Magazyn Zmiany, listopad/02
Najnowsze dane GUS nie pozostawiają złudzeń – inflacja wciąż rośnie. Niepokoją też prognozy ekonomistów, którzy przekonują, że trend się utrzyma i w przyszłym roku wartość nabywcza pieniądz będzie jeszcze niższa.
Główny Urząd Statystyczny opublikował najnowszy raport, z którego wynika, że ceny towarów i usług konsumpcyjnych w październiku 2021 r., w porównaniu z analogicznym miesiącem ubiegłego roku, wzrosły o 6,8 proc.
Ekonomiści, mając do dyspozycji wstępne, ogłoszone dwa tygodnie temu dane, spodziewali się takiego wyniku.
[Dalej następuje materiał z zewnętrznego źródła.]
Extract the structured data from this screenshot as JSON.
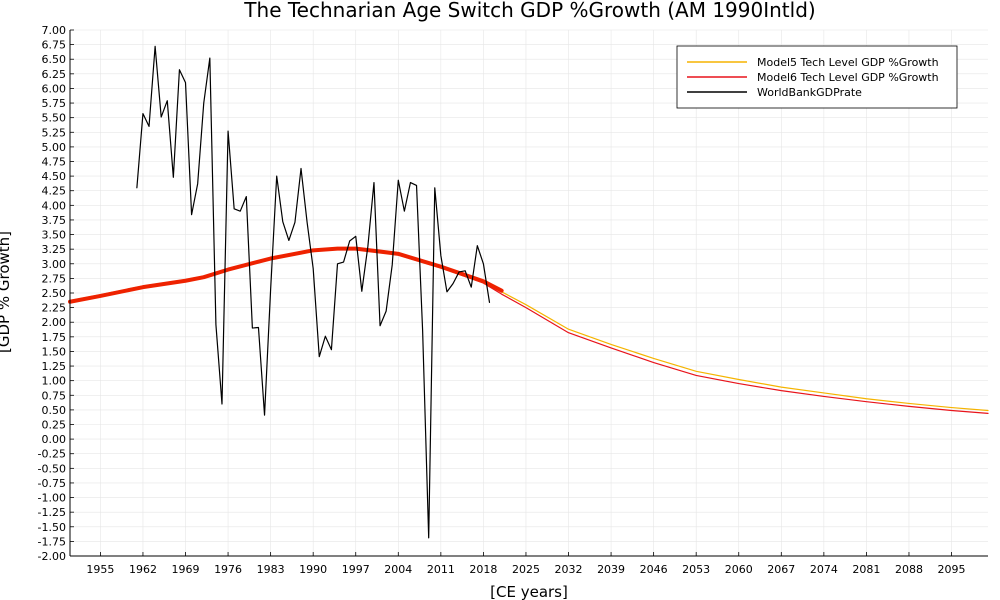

Niedoszacowali jednak wzrostu cen koszyka dóbr konsumpcyjnych (1,1 proc. względem oczekiwanego, 1 proc.-wzrostu).
To kolejny w ostatnim czasie, najwyższy od 20 lat, poziom inflacji w Polsce (we wrześniu wyniósł on 5,9 proc., w sierpniu 5,5 proc., w lipcu 5 proc., a w czerwcu – 4,4 proc.) i, niestety, nie zanosi się na koniec. Zdaniem specjalistów, w przyszły roku inflacja może sięgnąć poziomu 8 proc.
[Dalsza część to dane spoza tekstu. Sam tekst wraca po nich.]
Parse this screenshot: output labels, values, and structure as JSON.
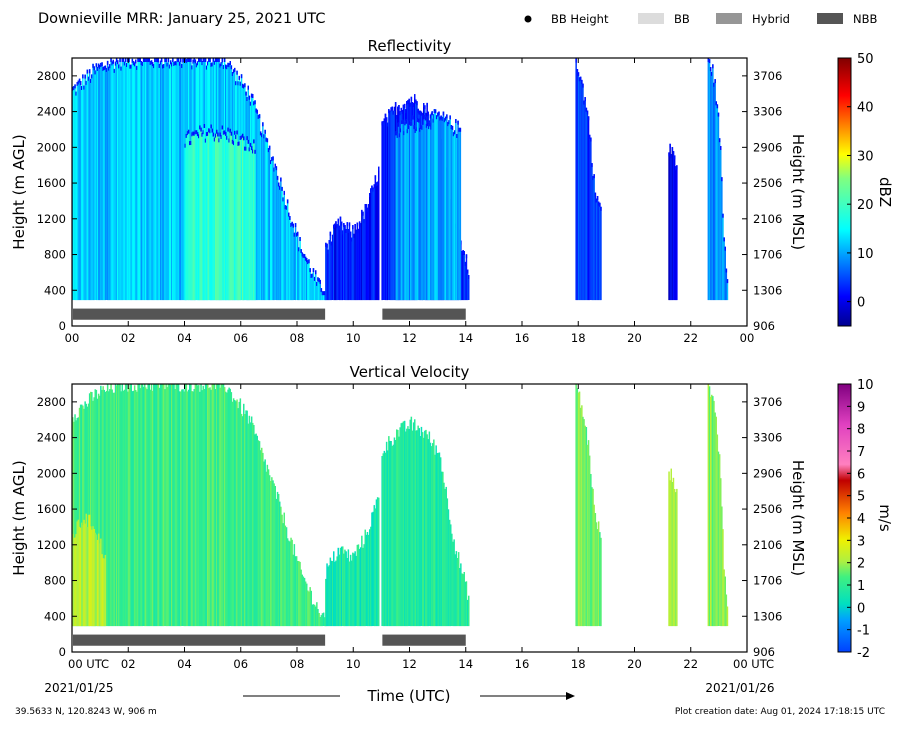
{
  "header": {
    "title": "Downieville MRR:  January 25, 2021 UTC",
    "legend": [
      {
        "label": "BB Height",
        "marker": "dot",
        "color": "#000000"
      },
      {
        "label": "BB",
        "marker": "box",
        "color": "#dcdcdc"
      },
      {
        "label": "Hybrid",
        "marker": "box",
        "color": "#969696"
      },
      {
        "label": "NBB",
        "marker": "box",
        "color": "#555555"
      }
    ]
  },
  "footer": {
    "location": "39.5633 N, 120.8243 W, 906 m",
    "creation": "Plot creation date: Aug 01, 2024 17:18:15 UTC",
    "xlabel": "Time (UTC)",
    "start_date": "2021/01/25",
    "end_date": "2021/01/26"
  },
  "chart_data": [
    {
      "type": "heatmap",
      "title": "Reflectivity",
      "ylabel": "Height (m AGL)",
      "y2label": "Height (m MSL)",
      "xlim": [
        0,
        24
      ],
      "ylim": [
        0,
        3000
      ],
      "x_ticks": [
        "00",
        "02",
        "04",
        "06",
        "08",
        "10",
        "12",
        "14",
        "16",
        "18",
        "20",
        "22",
        "00"
      ],
      "y_ticks": [
        0,
        400,
        800,
        1200,
        1600,
        2000,
        2400,
        2800
      ],
      "y2_ticks": [
        906,
        1306,
        1706,
        2106,
        2506,
        2906,
        3306,
        3706
      ],
      "colorbar": {
        "label": "dBZ",
        "range": [
          -5,
          50
        ],
        "ticks": [
          0,
          10,
          20,
          30,
          40,
          50
        ],
        "colormap": "jet"
      },
      "nbb_bars": [
        [
          0,
          9.0
        ],
        [
          11.0,
          14.0
        ]
      ],
      "regions": [
        {
          "x": [
            0.0,
            9.0
          ],
          "top": [
            2650,
            2900,
            3000,
            3000,
            3000,
            3000,
            3000,
            2600,
            1800,
            900,
            300
          ],
          "value": 12
        },
        {
          "x": [
            4.0,
            6.5
          ],
          "top": [
            2100,
            2200,
            2150,
            2000
          ],
          "value": 19
        },
        {
          "x": [
            9.0,
            10.9
          ],
          "top": [
            900,
            1150,
            1050,
            1300,
            1750
          ],
          "value": 2
        },
        {
          "x": [
            11.0,
            14.1
          ],
          "top": [
            2250,
            2450,
            2550,
            2450,
            2200,
            1200,
            600
          ],
          "value": 3
        },
        {
          "x": [
            11.5,
            13.8
          ],
          "top": [
            2200,
            2300,
            2350,
            2200
          ],
          "value": 10
        },
        {
          "x": [
            17.9,
            18.8
          ],
          "top": [
            3000,
            2700,
            2300,
            1500,
            1300
          ],
          "value": 4
        },
        {
          "x": [
            21.2,
            21.5
          ],
          "top": [
            1950,
            2000,
            1700
          ],
          "value": 0
        },
        {
          "x": [
            22.6,
            23.3
          ],
          "top": [
            3000,
            2900,
            2600,
            2100,
            1000,
            500
          ],
          "value": 9
        }
      ]
    },
    {
      "type": "heatmap",
      "title": "Vertical Velocity",
      "ylabel": "Height (m AGL)",
      "y2label": "Height (m MSL)",
      "xlim": [
        0,
        24
      ],
      "ylim": [
        0,
        3000
      ],
      "x_ticks": [
        "00 UTC",
        "02",
        "04",
        "06",
        "08",
        "10",
        "12",
        "14",
        "16",
        "18",
        "20",
        "22",
        "00 UTC"
      ],
      "y_ticks": [
        0,
        400,
        800,
        1200,
        1600,
        2000,
        2400,
        2800
      ],
      "y2_ticks": [
        906,
        1306,
        1706,
        2106,
        2506,
        2906,
        3306,
        3706
      ],
      "colorbar": {
        "label": "m/s",
        "range": [
          -2,
          10
        ],
        "ticks": [
          -2,
          -1,
          0,
          1,
          2,
          3,
          4,
          5,
          6,
          7,
          8,
          9,
          10
        ],
        "colormap": "velocity"
      },
      "nbb_bars": [
        [
          0,
          9.0
        ],
        [
          11.0,
          14.0
        ]
      ],
      "regions": [
        {
          "x": [
            0.0,
            9.0
          ],
          "top": [
            2650,
            2900,
            3000,
            3000,
            3000,
            3000,
            3000,
            2600,
            1800,
            900,
            300
          ],
          "value": 1.2
        },
        {
          "x": [
            0.0,
            1.2
          ],
          "top": [
            1300,
            1500,
            1400,
            1000
          ],
          "value": 2.3
        },
        {
          "x": [
            9.0,
            10.9
          ],
          "top": [
            900,
            1150,
            1050,
            1300,
            1750
          ],
          "value": 0.6
        },
        {
          "x": [
            11.0,
            14.1
          ],
          "top": [
            2250,
            2450,
            2550,
            2450,
            2200,
            1200,
            600
          ],
          "value": 0.8
        },
        {
          "x": [
            17.9,
            18.8
          ],
          "top": [
            3000,
            2700,
            2300,
            1500,
            1300
          ],
          "value": 1.6
        },
        {
          "x": [
            21.2,
            21.5
          ],
          "top": [
            1950,
            2000,
            1700
          ],
          "value": 1.8
        },
        {
          "x": [
            22.6,
            23.3
          ],
          "top": [
            3000,
            2900,
            2600,
            2100,
            1000,
            500
          ],
          "value": 1.9
        }
      ]
    }
  ]
}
Jak podkreślają analitycy, tempa wzrostu cen towarów i usług się zrównało i wynosi 6,8 proc. Wcześniej usługi drożały szybciej niż towary. Gdzie najmocniej odczuliśmy wzrost cen? W górę poszły ceny m.in. użytkowania mieszania i nośników energii (9 proc.), łączności (6 proc.), rekreacji i i kultury (5 proc.) i edukacji (4 proc.) Wzrost cen mocno odczuwamy też w sklepach spożywczych – w październiku 2021 r. żywność i napoje bezalkoholowe podrożały rok do roku o 5 proc.